Scant feet away from me, Vidai groaned and raised his head. He pleaded, “Lord of the fire, my work is not yet done! The lives I’ve given you,
please
—the children’s deaths cannot be for naught!
Kavazh-adekh ammet tajik…”
The shadowed figure laughed; a sweet, piercing sound. Words came, welling up in my mind through the place the Taint lived.
There is no mercy in fire.
Vidai’s body tore apart in a silent spray of blood. I jerked backward, stunned. Vidai was dead at last, just as Jylla had wanted—but mother of maidens, what had killed him?

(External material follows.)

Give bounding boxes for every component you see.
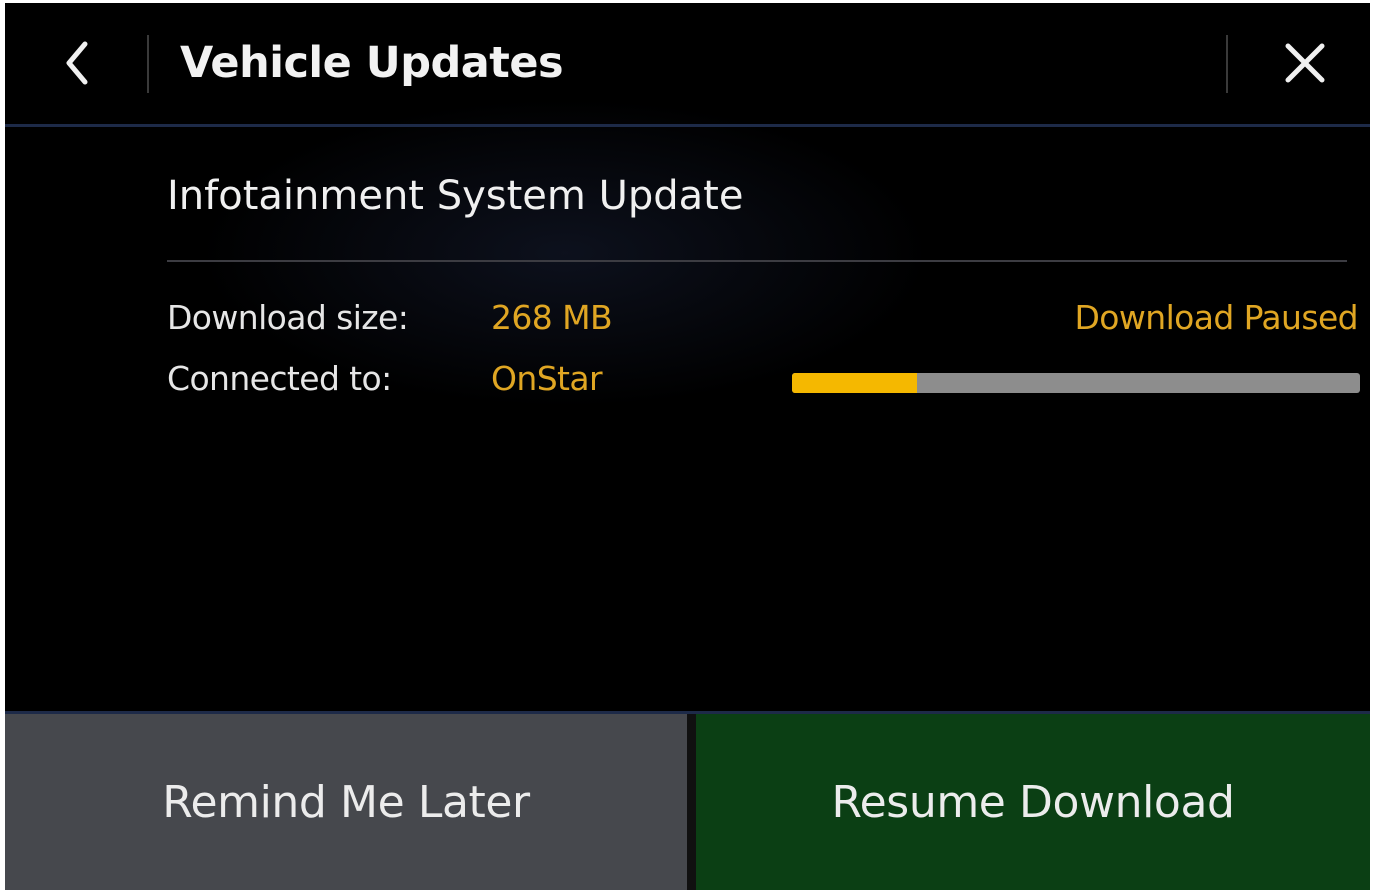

Magelight sparked behind me, grew bright, chasing away the last vestiges of darkness between the pillars. Ruslan said, calmly arrogant, “Who steals my rightful revenge?”
The man—no,
demon—
before me laughed again. He was beautiful, just like the tales of the Ghorshaba—but it was a deadly, predatory beauty, sharp and cold as an icefall. And when I looked close, it was all wrong, not human. His black hair hung to his waist in what looked like countless slender braids—but the braids moved, slow and subtle, sliding over each other like snakes. His skin was the stark bluish-white of moonlit ice; but the blue tint came from a tracery of scales. He was naked, but despite the masculine proportions of his body, his groin was smoothly sexless. And his eyes—his eyes were pits of blue flame.